The police suspect at least three vandals and some may be juvenile based on evidence that includes fingerprints, a size small camouflage sweatshirt and Bengals hat. Two red and black go karts are missing, too.
Surveillance cameras at the center will be improved. A cash reward is being offered as well.
If you have any information about the incident that could help police, you are asked to call Dayton police at 937-222-COPS or Miami Valley Crime Stoppers at 937-222-STOP.
— By Tali Hunt, Staff Writer
UPDATE @ 5:59 a.m. (June 10): Volunteers from the Dayton Police Department will lead and participate in repairs and clean-up of the recently vandalized Life Enrichment Center MAK Town Safety Village, 425 N. Findlay Street.
The event is scheduled for 9 a.m. today. Community volunteers are welcome to join in.
Volunteers should park in the Life Enrichment Center’s rear parking lot and bring work gloves, brooms, tools, etc.
For more information, call 937-333-7446.
INITIAL REPORT (6/7)
Maj. Brian Johns with the Dayton Police Department said the juveniles who committed the “senseless” crime should turn themselves in.
“The kids know they did it. I’m sure they’re bragging about it,” Johns said. “If you do something like this, you have more issues in your life than most people know.
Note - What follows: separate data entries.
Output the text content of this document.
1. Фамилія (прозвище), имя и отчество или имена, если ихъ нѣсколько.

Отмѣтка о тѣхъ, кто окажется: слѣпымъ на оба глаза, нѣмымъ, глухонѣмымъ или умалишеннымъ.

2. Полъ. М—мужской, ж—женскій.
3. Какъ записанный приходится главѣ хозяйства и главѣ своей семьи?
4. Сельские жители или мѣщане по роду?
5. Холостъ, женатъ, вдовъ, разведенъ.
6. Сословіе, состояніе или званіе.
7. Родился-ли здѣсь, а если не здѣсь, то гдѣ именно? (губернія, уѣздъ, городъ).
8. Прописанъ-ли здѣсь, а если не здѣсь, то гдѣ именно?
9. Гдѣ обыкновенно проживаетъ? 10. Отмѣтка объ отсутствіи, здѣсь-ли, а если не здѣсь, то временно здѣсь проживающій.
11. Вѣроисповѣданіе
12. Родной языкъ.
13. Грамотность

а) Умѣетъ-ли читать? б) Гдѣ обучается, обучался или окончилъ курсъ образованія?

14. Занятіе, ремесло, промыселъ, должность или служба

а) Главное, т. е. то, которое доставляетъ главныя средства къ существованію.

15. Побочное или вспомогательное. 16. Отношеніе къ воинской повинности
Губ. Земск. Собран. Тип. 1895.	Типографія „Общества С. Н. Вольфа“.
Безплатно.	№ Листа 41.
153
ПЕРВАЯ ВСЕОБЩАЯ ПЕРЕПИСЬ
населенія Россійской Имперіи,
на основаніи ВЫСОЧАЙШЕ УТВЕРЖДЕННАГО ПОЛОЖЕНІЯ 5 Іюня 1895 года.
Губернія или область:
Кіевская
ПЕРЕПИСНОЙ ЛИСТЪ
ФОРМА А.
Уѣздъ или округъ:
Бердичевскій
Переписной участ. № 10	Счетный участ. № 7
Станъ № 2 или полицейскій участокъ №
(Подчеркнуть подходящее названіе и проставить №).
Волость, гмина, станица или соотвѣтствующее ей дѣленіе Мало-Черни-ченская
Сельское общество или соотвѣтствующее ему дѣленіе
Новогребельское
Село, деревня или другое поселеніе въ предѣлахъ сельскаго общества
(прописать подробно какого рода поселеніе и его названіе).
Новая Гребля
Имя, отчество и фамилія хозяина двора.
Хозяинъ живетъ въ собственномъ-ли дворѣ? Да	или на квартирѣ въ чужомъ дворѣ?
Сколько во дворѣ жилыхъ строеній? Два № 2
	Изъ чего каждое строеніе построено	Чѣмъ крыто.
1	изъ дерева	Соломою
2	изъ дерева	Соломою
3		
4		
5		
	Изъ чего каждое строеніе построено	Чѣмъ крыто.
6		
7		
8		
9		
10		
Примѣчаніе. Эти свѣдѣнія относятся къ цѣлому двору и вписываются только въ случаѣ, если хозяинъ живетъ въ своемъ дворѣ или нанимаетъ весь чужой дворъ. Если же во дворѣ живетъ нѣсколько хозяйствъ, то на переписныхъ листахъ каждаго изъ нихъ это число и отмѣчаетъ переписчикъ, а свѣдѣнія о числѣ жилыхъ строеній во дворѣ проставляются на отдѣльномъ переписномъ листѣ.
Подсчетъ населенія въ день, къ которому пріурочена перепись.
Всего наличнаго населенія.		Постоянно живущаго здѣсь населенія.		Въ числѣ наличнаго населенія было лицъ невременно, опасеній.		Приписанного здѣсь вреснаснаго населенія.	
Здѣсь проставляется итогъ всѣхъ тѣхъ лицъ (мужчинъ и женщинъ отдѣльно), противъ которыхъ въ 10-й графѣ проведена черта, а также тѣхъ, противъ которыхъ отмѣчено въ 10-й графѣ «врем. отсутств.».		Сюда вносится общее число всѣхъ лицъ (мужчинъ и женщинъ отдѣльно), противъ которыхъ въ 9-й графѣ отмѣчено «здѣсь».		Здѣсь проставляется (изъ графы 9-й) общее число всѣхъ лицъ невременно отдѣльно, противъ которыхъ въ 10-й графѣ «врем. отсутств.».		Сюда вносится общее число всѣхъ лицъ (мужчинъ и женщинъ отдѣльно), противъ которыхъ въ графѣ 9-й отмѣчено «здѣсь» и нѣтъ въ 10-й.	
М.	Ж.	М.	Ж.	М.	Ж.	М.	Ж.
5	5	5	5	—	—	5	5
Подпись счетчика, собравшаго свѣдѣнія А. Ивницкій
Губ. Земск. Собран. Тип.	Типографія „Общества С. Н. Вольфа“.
To destroy somebody’s property that kids use, it’s just senseless.”
Johns said the village was scheduled to open this coming Monday. But around 7:30 p.m. Monday, three juveniles — “two fairly small, one tall,” he said — destroyed the entire village.
Fingerprints and clothing — a camouflage sweatshirt and Bengals hat — were left behind, and there is surveillance video. Johns said at least two red and black go karts are missing.
If you have any information, Johns said to call 222-STOP or 333-7440.
The damage left by the vandals includes busted windows, broken flag/light poles and leveled mock buildings.
Safety Village is a mock town that is used to teach road safety to young children.
The town was created with the help of a grant from the Mark A. Kreusch Memorial Fund and donations from the city, including signs, a fire hydrant and parking meters, according to the center's website.